Italy is an enigma for me. I’ve travelled around the world, from Australia where society is similar to the UK, to Africa and Asia where the culture shock has rendered me awestruck. Yet no place makes me feel quite asat home as bella Italia.
It’s quite possible that I feel even more at home in Italy than I do in England, to the point where I wonder if I may have Italian ancestors, so naturally does the Italian way of life sit with me: the food, the weather, the art, the passion, the late nights strolling through town with family. Yet, I do not speak Italian, and I have no Italian family! So for this year’s trip, I decided to strengthen my bonds with the country I feel so content and comfortable in, and learn some Italian.
It certainly came in handy, as in Tuscany, many Italians do not speak English. Camaiore, in the province of Lucca, is where the Italians go on holiday to enjoy beautiful countryside dotted with cypress trees and enormously wide beaches lined with beach clubs serving fresh fish.
It was a short drive in our little Fiat 500 through winding country lanes to find Locanda al Colle (pictured); a small guesthouse of only 13 bedrooms, which was to be our home for the next three nights. As we were shown to our room through the open-plan kitchen by our host Ricardo and his assistant Giovanna, I could tell by the smells from the stove and the sight of fresh dough being prepared that we were in for a treat at breakfast.

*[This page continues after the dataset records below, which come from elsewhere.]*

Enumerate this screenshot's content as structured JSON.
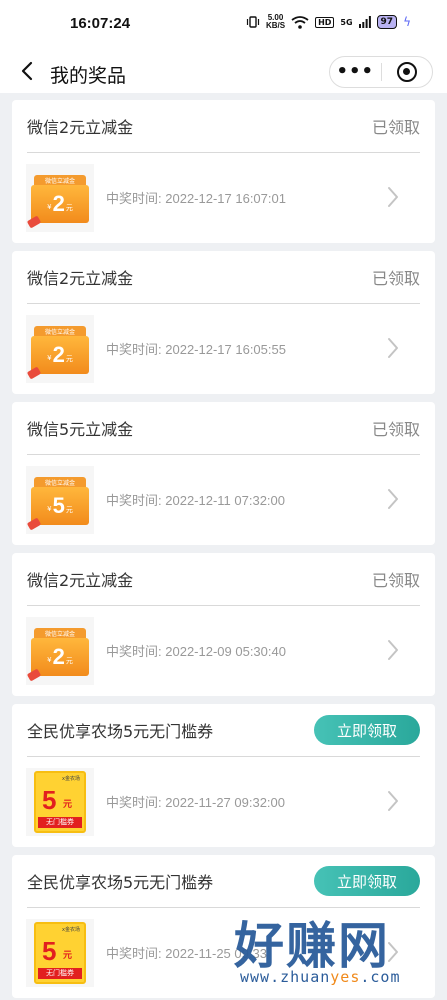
{
  "status_bar": {
    "time": "16:07:24",
    "net_speed_value": "5.00",
    "net_speed_unit": "KB/S",
    "hd": "HD",
    "signal": "5G",
    "battery": "97"
  },
  "nav": {
    "title": "我的奖品",
    "back_icon": "chevron-left-icon",
    "more_icon": "more-dots-icon",
    "close_icon": "target-close-icon"
  },
  "prizes": [
    {
      "name": "微信2元立减金",
      "status": "已领取",
      "action": null,
      "time_label": "中奖时间:",
      "time": "2022-12-17 16:07:01",
      "coupon": {
        "type": "cash",
        "header": "微信立减金",
        "symbol": "¥",
        "amount": "2",
        "unit": "元"
      }
    },
    {
      "name": "微信2元立减金",
      "status": "已领取",
      "action": null,
      "time_label": "中奖时间:",
      "time": "2022-12-17 16:05:55",
      "coupon": {
        "type": "cash",
        "header": "微信立减金",
        "symbol": "¥",
        "amount": "2",
        "unit": "元"
      }
    },
    {
      "name": "微信5元立减金",
      "status": "已领取",
      "action": null,
      "time_label": "中奖时间:",
      "time": "2022-12-11 07:32:00",
      "coupon": {
        "type": "cash",
        "header": "微信立减金",
        "symbol": "¥",
        "amount": "5",
        "unit": "元"
      }
    },
    {
      "name": "微信2元立减金",
      "status": "已领取",
      "action": null,
      "time_label": "中奖时间:",
      "time": "2022-12-09 05:30:40",
      "coupon": {
        "type": "cash",
        "header": "微信立减金",
        "symbol": "¥",
        "amount": "2",
        "unit": "元"
      }
    },
    {
      "name": "全民优享农场5元无门槛券",
      "status": null,
      "action": "立即领取",
      "time_label": "中奖时间:",
      "time": "2022-11-27 09:32:00",
      "coupon": {
        "type": "voucher",
        "header": "x金农场",
        "amount": "5",
        "unit": "元",
        "band": "无门槛券"
      }
    },
    {
      "name": "全民优享农场5元无门槛券",
      "status": null,
      "action": "立即领取",
      "time_label": "中奖时间:",
      "time": "2022-11-25 09:33",
      "coupon": {
        "type": "voucher",
        "header": "x金农场",
        "amount": "5",
        "unit": "元",
        "band": "无门槛券"
      }
    }
  ],
  "watermark": {
    "title": "好赚网",
    "url_prefix": "www.zhuan",
    "url_highlight": "yes",
    "url_suffix": ".com"
  },
  "colors": {
    "claim_button": "#2aa89b",
    "coupon_orange": "#f49b2e",
    "coupon_yellow": "#ffd232",
    "coupon_red": "#e21f1f"
  }
}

As we sat in our garden, Giovanna poured us some wine and suggested a restaurant for us to visit for dinner in nearby Pietrasanta. It was as if we were staying at a friend’s villa; a friend who is the perfect host, preempting all the things you might want to do during your stay, plying you with wine and breakfasts of freshly baked savoury croissants and eggs made just the way you like them.

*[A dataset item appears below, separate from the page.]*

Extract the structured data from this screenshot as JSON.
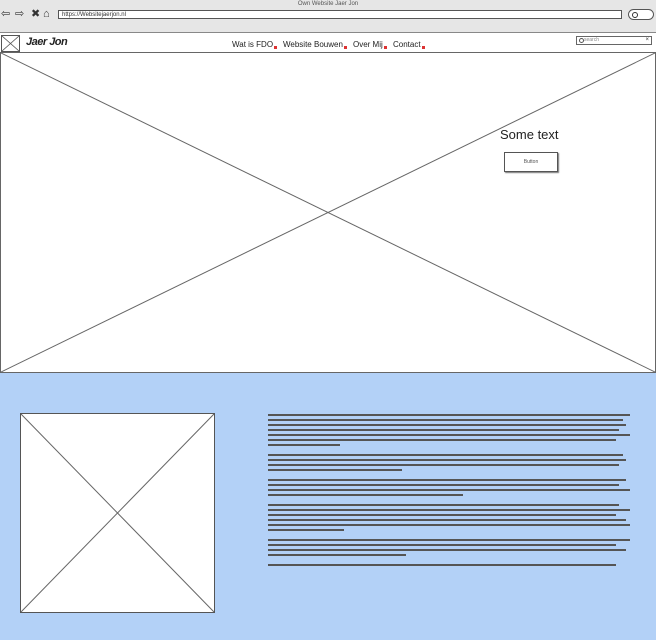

As we sipped our wine, I felt as if I was melting into my chair. Stress dissolved from my body until all that was left were the crickets around us, chirruping in my ears. Italy holds the senses and the soul with its beautiful scenery and art, out-of-this-world food and wine, and wonderful people. I realised that for me, Italy is the best form of mindfulness.
On our last night, I had a surprise that would bond me to Italy forever. On the private deck of a restaurant looking out over the Tuscan hills, my boyfriend asked me to marry him.
They say home is where the heart is, and he had felt at home enough here to ask me a question that would change our lives. Now, back in the UK, every time I look at my engagement ring, I am reminded of Italy, and how it is part of my story, my identity and what I feel in my heart is ‘home’.